However, the poem was included in later editions, despite these uncertainties. Wordsworth’s reservations are understandable. Although the poem is written in ballad form, it is very different from the other ballads in the book, which are much shorter, more direct, and focused on “the heroism of everyday life” rather than the esoteric and the numinous, or tales of adventure on the high seas. It was also to become apparent in later years, particularly with the publication of Coleridge’s Biographia Literaria in 1817, that the two poets did not see eye to eye on the objectives of Romanticism.
There have been numerous suggestions about Coleridge’s sources of information for the poem, including the voyages of Captain James Cook in the 1770s and the expeditions of Captain George Shelvocke earlier in the eighteenth century. In Shelvocke’s book, A Voyage Round the World by Way of the Great South Sea, there is actually a description of a melancholy sailor shooting an albatross in the hope of gaining a fair wind. Wordsworth is known to have read this account and discussed it with Coleridge.
The poem was originally titled “The Rime of the Ancyent Marinere,” and even with the spelling slightly modernized, the archaism of the piece can seem rather self-conscious. Coleridge deliberately avoids including anything that would date the poem’s events too precisely, and many of his descriptive touches suggest a time several centuries before the poem was written. “The merry minstrelsy” nodding their heads, along with the other details of the wedding feast, are positively medieval, and so is such diction as “Eftsoons his hand dropt he.” The poem’s frequent repetition seems even more antiquated, since it evokes a time when ballads were recited and passed down orally, when repetition made matters easier for the bard. A line like “The Wedding Guest here beat his breast” reinforces this sense of antiquity in several different ways. First, it is repeated. Second, it contains an internal rhyme (which, like repetition, was used as an aid to memory by poets who recited or sang their ballads). Third, the very gesture of beating one’s breast is biblical and dramatic.
The rhyme scheme of each stanza is typically abcb, but the first and third lines often have internal rhymes, and occasionally a stanza which demands particular emphasis varies from the four-line pattern, usually with six lines rhymed abcbdb. One of the best-known stanzas in the poem takes this form:
Like one, that on a lonesome road
Doth walk in fear and dread,
And having once turned round walks on,
And turns no more his head;
Because he knows, a frightful fiend
Doth close behind him tread.
These lines are so famous partly because Mary Shelley quotes them in Frankenstein, as Victor is pursued by the creature. The thumping repetition of the end rhymes (all of which rhyme with “dead,” not to mention the heaviness of “lead”) combines with the anaphora, the polysyndeton, and the alliteration of “frightful fiend” to lend a rhetorical weight to this stanza that make it sound almost like a hymn or dirge.
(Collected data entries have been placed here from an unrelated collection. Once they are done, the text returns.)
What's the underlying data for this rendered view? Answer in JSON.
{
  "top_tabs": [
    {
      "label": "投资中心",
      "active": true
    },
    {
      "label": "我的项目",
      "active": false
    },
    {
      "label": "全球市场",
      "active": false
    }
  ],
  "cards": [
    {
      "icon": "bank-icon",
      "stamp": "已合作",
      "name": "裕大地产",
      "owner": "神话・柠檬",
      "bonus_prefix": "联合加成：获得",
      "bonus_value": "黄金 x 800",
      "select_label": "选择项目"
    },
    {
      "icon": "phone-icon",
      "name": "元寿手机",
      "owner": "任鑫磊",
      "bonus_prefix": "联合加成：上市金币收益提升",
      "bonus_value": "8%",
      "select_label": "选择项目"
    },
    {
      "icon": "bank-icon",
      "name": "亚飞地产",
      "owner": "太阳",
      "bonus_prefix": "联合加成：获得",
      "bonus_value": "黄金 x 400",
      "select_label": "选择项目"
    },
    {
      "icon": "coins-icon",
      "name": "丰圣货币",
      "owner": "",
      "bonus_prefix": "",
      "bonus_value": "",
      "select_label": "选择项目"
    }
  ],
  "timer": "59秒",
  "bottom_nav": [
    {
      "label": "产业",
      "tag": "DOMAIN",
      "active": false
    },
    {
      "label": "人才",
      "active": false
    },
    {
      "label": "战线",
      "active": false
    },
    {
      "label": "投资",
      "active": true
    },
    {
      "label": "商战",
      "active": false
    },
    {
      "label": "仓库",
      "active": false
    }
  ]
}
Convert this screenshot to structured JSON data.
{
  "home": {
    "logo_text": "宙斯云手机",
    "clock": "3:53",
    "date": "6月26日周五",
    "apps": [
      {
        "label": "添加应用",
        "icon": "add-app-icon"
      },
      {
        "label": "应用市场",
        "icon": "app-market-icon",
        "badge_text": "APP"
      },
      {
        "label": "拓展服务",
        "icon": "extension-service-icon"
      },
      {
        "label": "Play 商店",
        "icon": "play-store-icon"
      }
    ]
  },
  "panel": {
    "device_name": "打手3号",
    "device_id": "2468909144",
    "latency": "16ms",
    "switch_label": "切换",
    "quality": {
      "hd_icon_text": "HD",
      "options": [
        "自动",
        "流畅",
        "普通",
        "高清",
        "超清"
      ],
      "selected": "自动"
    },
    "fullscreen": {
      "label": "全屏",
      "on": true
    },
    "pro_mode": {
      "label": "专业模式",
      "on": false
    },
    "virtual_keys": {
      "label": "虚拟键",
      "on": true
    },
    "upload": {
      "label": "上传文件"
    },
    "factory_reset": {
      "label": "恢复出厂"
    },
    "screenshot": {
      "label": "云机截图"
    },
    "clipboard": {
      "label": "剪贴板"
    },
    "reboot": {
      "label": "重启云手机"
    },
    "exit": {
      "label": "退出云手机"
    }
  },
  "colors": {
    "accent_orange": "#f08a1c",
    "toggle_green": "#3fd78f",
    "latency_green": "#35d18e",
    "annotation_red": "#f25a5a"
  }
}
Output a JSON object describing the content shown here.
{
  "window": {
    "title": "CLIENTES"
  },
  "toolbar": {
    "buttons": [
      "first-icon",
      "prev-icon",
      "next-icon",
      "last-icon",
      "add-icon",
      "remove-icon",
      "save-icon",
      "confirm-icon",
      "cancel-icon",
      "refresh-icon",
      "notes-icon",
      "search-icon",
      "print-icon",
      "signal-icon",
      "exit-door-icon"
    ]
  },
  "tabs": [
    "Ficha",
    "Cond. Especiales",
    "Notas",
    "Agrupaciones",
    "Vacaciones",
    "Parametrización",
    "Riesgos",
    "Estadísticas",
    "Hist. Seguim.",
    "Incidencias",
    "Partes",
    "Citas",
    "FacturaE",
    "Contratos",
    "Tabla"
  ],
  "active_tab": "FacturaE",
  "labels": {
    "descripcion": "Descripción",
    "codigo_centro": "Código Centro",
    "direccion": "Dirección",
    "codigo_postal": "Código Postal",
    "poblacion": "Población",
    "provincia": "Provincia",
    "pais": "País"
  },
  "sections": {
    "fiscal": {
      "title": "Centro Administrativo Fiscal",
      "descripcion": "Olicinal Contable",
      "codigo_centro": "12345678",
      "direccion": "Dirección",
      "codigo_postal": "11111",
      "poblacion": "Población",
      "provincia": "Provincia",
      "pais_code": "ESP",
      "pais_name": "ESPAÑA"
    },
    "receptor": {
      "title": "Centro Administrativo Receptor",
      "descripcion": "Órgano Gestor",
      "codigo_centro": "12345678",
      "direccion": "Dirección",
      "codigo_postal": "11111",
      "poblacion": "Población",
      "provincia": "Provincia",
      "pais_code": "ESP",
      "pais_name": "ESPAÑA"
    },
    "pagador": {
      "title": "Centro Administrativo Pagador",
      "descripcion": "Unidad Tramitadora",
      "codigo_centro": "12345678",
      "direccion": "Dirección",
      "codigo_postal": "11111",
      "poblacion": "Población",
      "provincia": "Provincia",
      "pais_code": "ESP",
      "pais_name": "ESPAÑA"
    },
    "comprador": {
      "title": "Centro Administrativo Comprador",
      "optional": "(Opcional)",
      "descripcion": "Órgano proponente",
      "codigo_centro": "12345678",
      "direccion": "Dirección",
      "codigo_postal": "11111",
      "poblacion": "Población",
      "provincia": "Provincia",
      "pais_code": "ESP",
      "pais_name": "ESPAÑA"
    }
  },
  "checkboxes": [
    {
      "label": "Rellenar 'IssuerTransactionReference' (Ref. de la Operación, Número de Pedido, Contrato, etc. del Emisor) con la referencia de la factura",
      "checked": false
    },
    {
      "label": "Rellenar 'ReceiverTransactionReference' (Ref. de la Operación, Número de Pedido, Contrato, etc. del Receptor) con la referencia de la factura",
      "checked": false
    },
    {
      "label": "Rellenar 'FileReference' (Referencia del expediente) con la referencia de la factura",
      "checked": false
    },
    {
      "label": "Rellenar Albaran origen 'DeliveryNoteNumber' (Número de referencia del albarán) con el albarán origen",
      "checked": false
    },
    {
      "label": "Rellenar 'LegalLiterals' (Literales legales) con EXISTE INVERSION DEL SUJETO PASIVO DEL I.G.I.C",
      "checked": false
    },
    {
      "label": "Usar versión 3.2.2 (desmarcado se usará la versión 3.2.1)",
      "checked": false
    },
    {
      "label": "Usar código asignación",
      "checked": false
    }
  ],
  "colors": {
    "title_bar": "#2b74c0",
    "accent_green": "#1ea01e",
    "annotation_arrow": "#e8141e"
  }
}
The archaic, biblical language also gives proverbial force to many of the ancient mariner’s statements. This is particularly true at the end of the poem, when the mariner is delivering the moral to both the wedding guest and the reader:
He prayeth best, who loveth best
All things both great and small;
For the dear God who loveth us,
He made and loveth all.
The word “loveth” is repeated three times in four lines, and each phrase is gnomic and memorable. Coleridge and Wordsworth did not quite agree on their didactic purpose in the Lyrical Ballads, but they were both preaching, and Coleridge’s message here is clear and forcefully expressed, despite the obscurity of many other passages in the poem. Indeed, the simple final message is all the more powerful for having passed through so much mystery and terror. While Wordsworth talked about the effect of nature on the soul, Coleridge was concerned primarily with love and the way in which love formed the basis of prayer—as when the mariner’s love for the beauty of the sea snakes finally allows him to pray after that release had long been denied him.
The poem ends with another mystery. Just as the ancient mariner has to keep wandering, like the Wandering Jew who was perpetually punished for sneering at Christ on the cross (and who was a frequent figure in Romantic literature), so the reader has to keep searching for meaning. Although love is the answer, the poem does not end with love, but with sadness and wisdom on the part of the wedding guest. The reader is left alone to determine why the wedding guest is sad. Perhaps it is out of compassion for the ordeals of the ancient mariner, and further out of what the Roman poet Virgil called lacrimae rerum, the sadness of things. This sadness presents a reminder that the prayer and love stressed only two stanzas before must be constantly renewed to refresh the soul.